人類とイノベーション:世界は「自由」と「失敗」で進化する、著:マット・リドレー

著者は進化生物学を専門にしており、人類の進化に関する著書が多い。本書では、人類の歴史におけるイノベーションの数々を振り返り、イノベーションを生み出す要因や阻害要因を明らかにしている。

イノベーションはどのようにして生まれてきたのか?

先史時代の農業革命から、食料、白熱電球、コンテナなどの歴史上の複数の事例を掘り下げ、イノベーションを起こすためのヒントを探る。いくつもの例があり、少し冗長にも感じたが、いくつか印象に残った事例をメモしておく。

・イノベーターと発明者は違う。白熱電球を「発明」したのはジョゼフ・スワン。そこから性能を改善し、世の中に普及させたのがトーマス・エジソン。
・ずっと前からそこにあったごく単純な材料が巧妙に組み合わされば、思いもよらない結果を生み出せる。
・突然閃くのではない。既に実用化されているものを手直しし、どうやって利益を上げるかを手探りし、折角のイノベーションがなかなか普及せずジリジリする。事実はもっと地味なのだ。
・世の中の準備が整わないとイノベーションは実現できないことが多い。

過去のイノベーションの分析を通じて、これらの事例に共通するのは、一握りの天才の閃きによる画期的な発明ではなく、偶然の発見や既存のアイデアを組み合わせ、試行錯誤を繰り返すことで実用化され、普及していく。

すなわち「発明」から「改善」され「普及」するまでのプロセスがイノベーションである。突然生まれるのではなく、ゆっくりと、多くの人が協力して普及していったのである。

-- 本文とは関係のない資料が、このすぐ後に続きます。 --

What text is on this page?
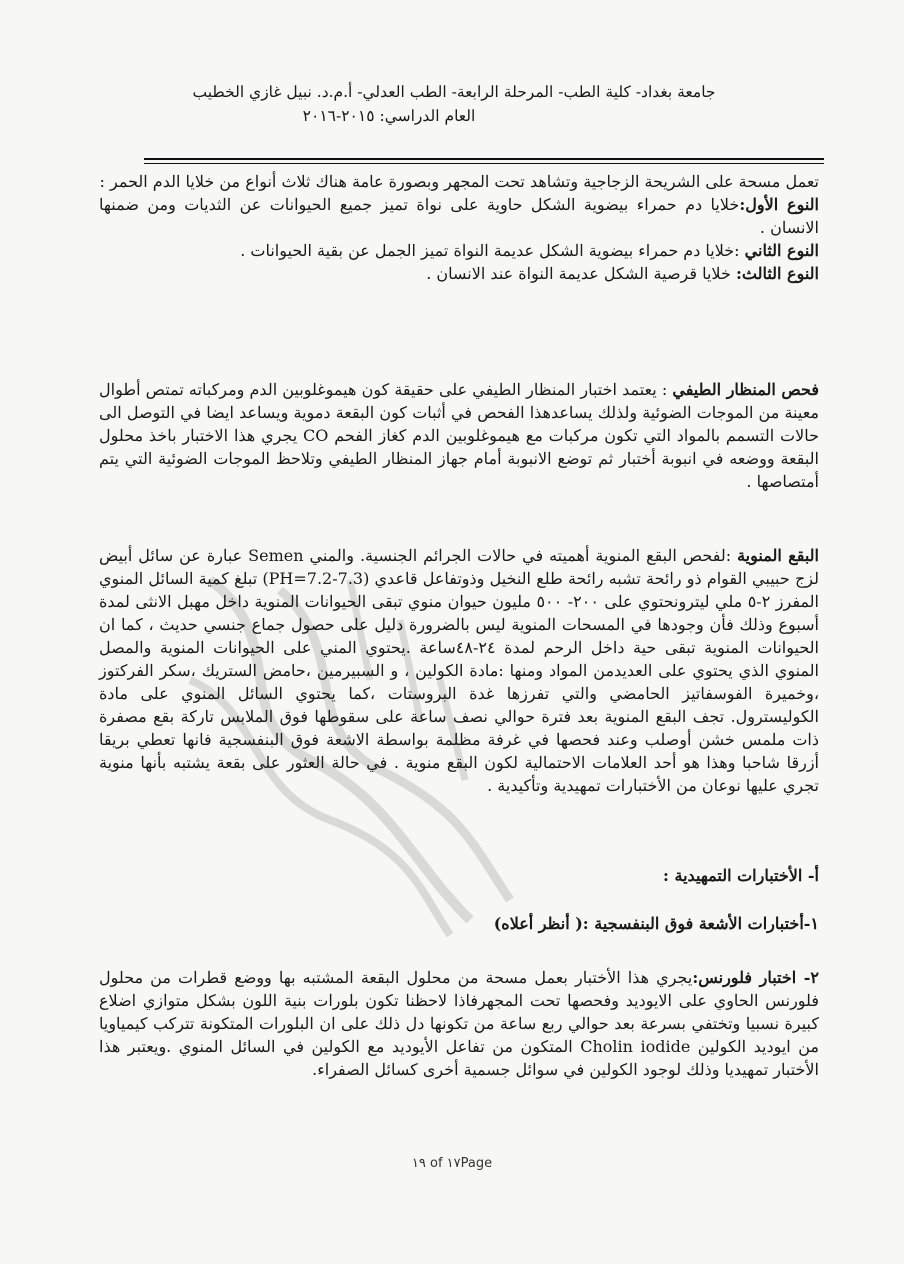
جامعة بغداد- كلية الطب- المرحلة الرابعة- الطب العدلي- أ.م.د. نبيل غازي الخطيب
العام الدراسي: ٢٠١٥-٢٠١٦

تعمل مسحة على الشريحة الزجاجية وتشاهد تحت المجهر وبصورة عامة هناك ثلاث أنواع من خلايا الدم الحمر :

النوع الأول:خلايا دم حمراء بيضوية الشكل حاوية على نواة تميز جميع الحيوانات عن الثديات ومن ضمنها الانسان .

النوع الثاني :خلايا دم حمراء بيضوية الشكل عديمة النواة تميز الجمل عن بقية الحيوانات .

النوع الثالث: خلايا قرصية الشكل عديمة النواة عند الانسان .

فحص المنظار الطيفي : يعتمد اختبار المنظار الطيفي على حقيقة كون هيموغلوبين الدم ومركباته تمتص أطوال معينة من الموجات الضوئية ولذلك يساعدهذا الفحص في أثبات كون البقعة دموية ويساعد ايضا في التوصل الى حالات التسمم بالمواد التي تكون مركبات مع هيموغلوبين الدم كغاز الفحم CO يجري هذا الاختبار باخذ محلول البقعة ووضعه في انبوبة أختبار ثم توضع الانبوبة أمام جهاز المنظار الطيفي وتلاحظ الموجات الضوئية التي يتم أمتصاصها .

البقع المنوية :لفحص البقع المنوية أهميته في حالات الجرائم الجنسية. والمني Semen عبارة عن سائل أبيض لزج حبيبي القوام ذو رائحة تشبه رائحة طلع النخيل وذوتفاعل قاعدي (PH=7.2-7.3) تبلغ كمية السائل المنوي المفرز ٢-٥ ملي ليترونحتوي على ٢٠٠- ٥٠٠ مليون حيوان منوي تبقى الحيوانات المنوية داخل مهبل الانثى لمدة أسبوع وذلك فأن وجودها في المسحات المنوية ليس بالضرورة دليل على حصول جماع جنسي حديث ، كما ان الحيوانات المنوية تبقى حية داخل الرحم لمدة ٢٤-٤٨ساعة .يحتوي المني على الحيوانات المنوية والمصل المنوي الذي يحتوي على العديدمن المواد ومنها :مادة الكولين ، و السبيرمين ،حامض الستريك ،سكر الفركتوز ،وخميرة الفوسفاتيز الحامضي والتي تفرزها غدة البروستات ،كما يحتوي السائل المنوي على مادة الكوليسترول. تجف البقع المنوية بعد فترة حوالي نصف ساعة على سقوطها فوق الملابس تاركة بقع مصفرة ذات ملمس خشن أوصلب وعند فحصها في غرفة مظلمة بواسطة الاشعة فوق البنفسجية فانها تعطي بريقا أزرقا شاحبا وهذا هو أحد العلامات الاحتمالية لكون البقع منوية . في حالة العثور على بقعة يشتبه بأنها منوية تجري عليها نوعان من الأختبارات تمهيدية وتأكيدية .

أ- الأختبارات التمهيدية :

١-أختبارات الأشعة فوق البنفسجية :( أنظر أعلاه)

٢- اختبار فلورنس:يجري هذا الأختبار بعمل مسحة من محلول البقعة المشتبه بها ووضع قطرات من محلول فلورنس الحاوي على الايوديد وفحصها تحت المجهرفاذا لاحظنا تكون بلورات بنية اللون بشكل متوازي اضلاع كبيرة نسبيا وتختفي بسرعة بعد حوالي ربع ساعة من تكونها دل ذلك على ان البلورات المتكونة تتركب كيمياويا من ايوديد الكولين Cholin iodide المتكون من تفاعل الأيوديد مع الكولين في السائل المنوي .ويعتبر هذا الأختبار تمهيديا وذلك لوجود الكولين في سوائل جسمية أخرى كسائل الصفراء.

١٩ of ١٧Page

イノベーションは、段階的で、漸進的で、集積的だ。これは避けられないプロセスである。

人類とイノベーション、マット・リドレー

イノベーションの阻害要因

イノベーションを育むためには、リスクテイクや失敗に寛容で、実験と学習を繰り返すことができる環境が不可欠であると主張する。現代の知的財産制度と著作権制度が自由を制限し、イノベーションを阻害しているのではないか。イノベーションはこれまでも常に既得権益との戦いの歴史であり、著者はとりわけ欧州の規制に対して大きな懸念を示している。
今日の遺伝子組み換え作物や原子力発電に対する否定的な見方、欧州一般データ保護規則(GDPR)のような予防原則に基づく規制、さらには知的財産保護までもがイノベーションを減速させているのだ、と。

所感

発明とイノベーションの混同してはいけないという指摘や、一人の天才の閃きからイノベーションが生まれるのではないということを史実から紐解く点が面白い。凡人が集まって知恵を絞り集め、時間を掛けて改善を重ねたものが、イノベーションと見做されてきたのだ。
また改革には自由な発想が必要であり、真っ向から否定してはいけない。異業種と積極的に交流し、多くの失敗が許容される環境の中で何度も失敗しながらとにかく仮説検証を繰り返すこと。「自由」と「失敗」が欠かせないのだ。
このような環境をどのようにすれば準備できるのだろうか。特に減点方式の、失敗の代償が大きい日本の大企業では、なかなか難しいかもしれない。
個人として、小さなサイクルや実験を回していこう。